Bitcoin évolue ce 18 mars 2026 à 118 400$, en hausse de 12% sur 7 jours. Un niveau qui pourrait sembler déconnecté de la réalité géopolitique actuelle. Pendant que les tensions entre l'Iran et Israël atteignent leur point le plus critique depuis 2024, les marchés crypto affichent une résilience inattendue face au Bitcoin geopolitical risk. Cette situation marque un tournant dans la perception du Bitcoin comme actif refuge.
Trois événements se télescopent cette semaine : l'escalade militaire au Moyen-Orient, le retour des rendements obligataires américains à 4,5% — un niveau qui redonne de l'attrait aux placements traditionnels — et la première semaine de sorties nettes consécutives sur les ETF XRP depuis leur lancement. Ces trois macro factors crypto dessinent une nouvelle cartographie des flux de capitaux. Comprendre comment elles s'articulent devient indispensable pour positionner correctement un portefeuille crypto.

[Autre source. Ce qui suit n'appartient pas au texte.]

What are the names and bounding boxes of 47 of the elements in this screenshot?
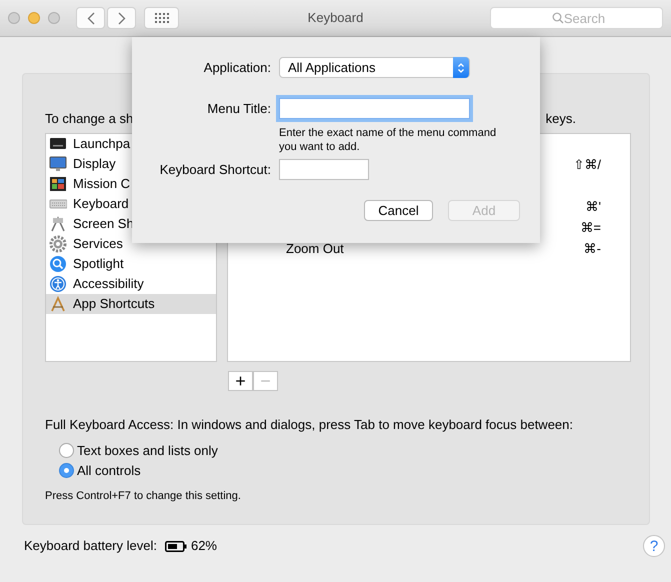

Le Bitcoin face à la crise iranienne : un actif refuge sélectif
Les frappes israéliennes sur des installations nucléaires iraniennes du 14 mars ont provoqué une réaction immédiate sur les marchés traditionnels. L'or a bondi de 3,2% en 24 heures pour atteindre 2 890$ l'once. Le pétrole Brent a franchi la barre des 94$ le baril. Les indices actions américains ont perdu 2,1% dans la foulée.


Le Bitcoin, lui, n'a baissé que de 0,8% le jour de l'annonce, avant de reprendre 4,3% dans les 48 heures suivantes. Ce comportement contraste avec mars 2020, quand une simple annonce de confinement avait fait chuter le BTC de 50% en trois jours. Il contraste également avec février 2022, au moment de l'invasion de l'Ukraine, quand Bitcoin avait perdu 17% en une semaine.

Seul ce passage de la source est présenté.